JR神戸駅(神戸市中央区)構内でかつて皇族用の「貴賓室」があったスペースが、10日にオープンするスターバックスコーヒーの客席に生まれ変わる。構内の別の場所で営業していた店舗を移転させる。シャンデリアや大理石の暖炉、木組みの床板など当時の内装を引き継ぎ、スタバ側は雰囲気に合う家具をそろえた。神戸−大阪間で1874(明治7)年に鉄道が開業してから11日で150年を迎えるのを前に、貴賓室が「復活」する。

 貴賓室は神戸駅開業から15年後の1889(明治22)年、2代目駅舎の完成に合わせて設けられた。3代目駅舎ができた1930年代に現在の場所に移転。昭和天皇や、皇太子時代の上皇さまが立ち寄られた。その後、駅長室や商業施設などに姿を変える中で玉座は撤去された。
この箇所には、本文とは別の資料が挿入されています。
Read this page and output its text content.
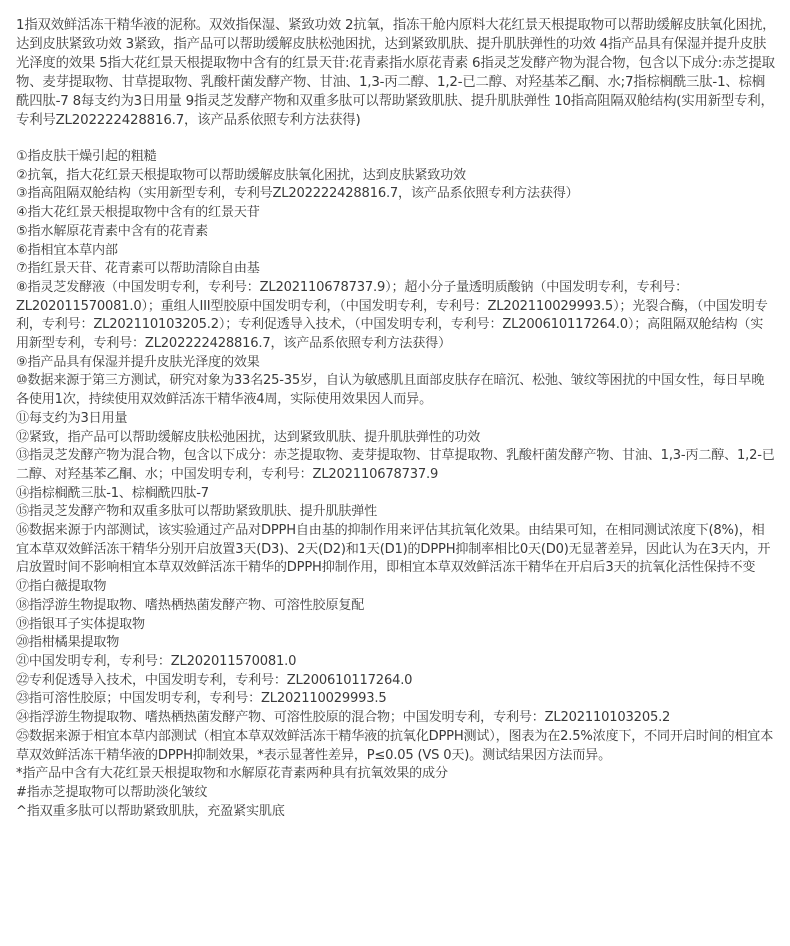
1指双效鲜活冻干精华液的泥称。双效指保湿、紧致功效 2抗氧，指冻干舱内原料大花红景天根提取物可以帮助缓解皮肤氧化困扰，达到皮肤紧致功效 3紧致，指产品可以帮助缓解皮肤松弛困扰，达到紧致肌肤、提升肌肤弹性的功效 4指产品具有保湿并提升皮肤光泽度的效果 5指大花红景天根提取物中含有的红景天苷:花青素指水原花青素 6指灵芝发酵产物为混合物，包含以下成分:赤芝提取物、麦芽提取物、甘草提取物、乳酸杆菌发酵产物、甘油、1,3-丙二醇、1,2-已二醇、对羟基苯乙酮、水;7指棕榈酰三肽-1、棕榈酰四肽-7 8每支约为3日用量 9指灵芝发酵产物和双重多肽可以帮助紧致肌肤、提升肌肤弹性 10指高阻隔双舱结构(实用新型专利，专利号ZL202222428816.7，该产品系依照专利方法获得)

①指皮肤干燥引起的粗糙

②抗氧，指大花红景天根提取物可以帮助缓解皮肤氧化困扰，达到皮肤紧致功效

③指高阻隔双舱结构（实用新型专利，专利号ZL202222428816.7，该产品系依照专利方法获得）

④指大花红景天根提取物中含有的红景天苷

⑤指水解原花青素中含有的花青素

⑥指相宜本草内部

⑦指红景天苷、花青素可以帮助清除自由基

⑧指灵芝发酵液（中国发明专利，专利号：ZL202110678737.9）；超小分子量透明质酸钠（中国发明专利，专利号：ZL202011570081.0）；重组人III型胶原中国发明专利，（中国发明专利，专利号：ZL202110029993.5）；光裂合酶，（中国发明专利，专利号：ZL202110103205.2）；专利促透导入技术，（中国发明专利，专利号：ZL200610117264.0）；高阻隔双舱结构（实用新型专利，专利号：ZL202222428816.7，该产品系依照专利方法获得）

⑨指产品具有保湿并提升皮肤光泽度的效果

⑩数据来源于第三方测试，研究对象为33名25-35岁，自认为敏感肌且面部皮肤存在暗沉、松弛、皱纹等困扰的中国女性，每日早晚各使用1次，持续使用双效鲜活冻干精华液4周，实际使用效果因人而异。

⑪每支约为3日用量

⑫紧致，指产品可以帮助缓解皮肤松弛困扰，达到紧致肌肤、提升肌肤弹性的功效

⑬指灵芝发酵产物为混合物，包含以下成分：赤芝提取物、麦芽提取物、甘草提取物、乳酸杆菌发酵产物、甘油、1,3-丙二醇、1,2-已二醇、对羟基苯乙酮、水；中国发明专利，专利号：ZL202110678737.9

⑭指棕榈酰三肽-1、棕榈酰四肽-7

⑮指灵芝发酵产物和双重多肽可以帮助紧致肌肤、提升肌肤弹性

⑯数据来源于内部测试，该实验通过产品对DPPH自由基的抑制作用来评估其抗氧化效果。由结果可知，在相同测试浓度下(8%)，相宜本草双效鲜活冻干精华分别开启放置3天(D3)、2天(D2)和1天(D1)的DPPH抑制率相比0天(D0)无显著差异，因此认为在3天内，开启放置时间不影响相宜本草双效鲜活冻干精华的DPPH抑制作用，即相宜本草双效鲜活冻干精华在开启后3天的抗氧化活性保持不变

⑰指白薇提取物

⑱指浮游生物提取物、嗜热栖热菌发酵产物、可溶性胶原复配

⑲指银耳子实体提取物

⑳指柑橘果提取物

㉑中国发明专利，专利号：ZL202011570081.0

㉒专利促透导入技术，中国发明专利，专利号：ZL200610117264.0

㉓指可溶性胶原；中国发明专利，专利号：ZL202110029993.5

㉔指浮游生物提取物、嗜热栖热菌发酵产物、可溶性胶原的混合物；中国发明专利，专利号：ZL202110103205.2

㉕数据来源于相宜本草内部测试（相宜本草双效鲜活冻干精华液的抗氧化DPPH测试），图表为在2.5%浓度下，不同开启时间的相宜本草双效鲜活冻干精华液的DPPH抑制效果，*表示显著性差异，P≤0.05 (VS 0天)。测试结果因方法而异。

*指产品中含有大花红景天根提取物和水解原花青素两种具有抗氧效果的成分

#指赤芝提取物可以帮助淡化皱纹

^指双重多肽可以帮助紧致肌肤，充盈紧实肌底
2016年からは別の飲食店が貴賓室スペースを客席として活用したが、23年1月に閉店した。

 スタバは旧店舗が手狭となったため移転を決定。JR西日本アーバン開発(神戸市東灘区)と協議し、貴賓室の内装を生かすことにした。貴賓室スペースのある1階のほかに2階もあり、アーチ形の窓枠越しにコンコースを見下ろせる。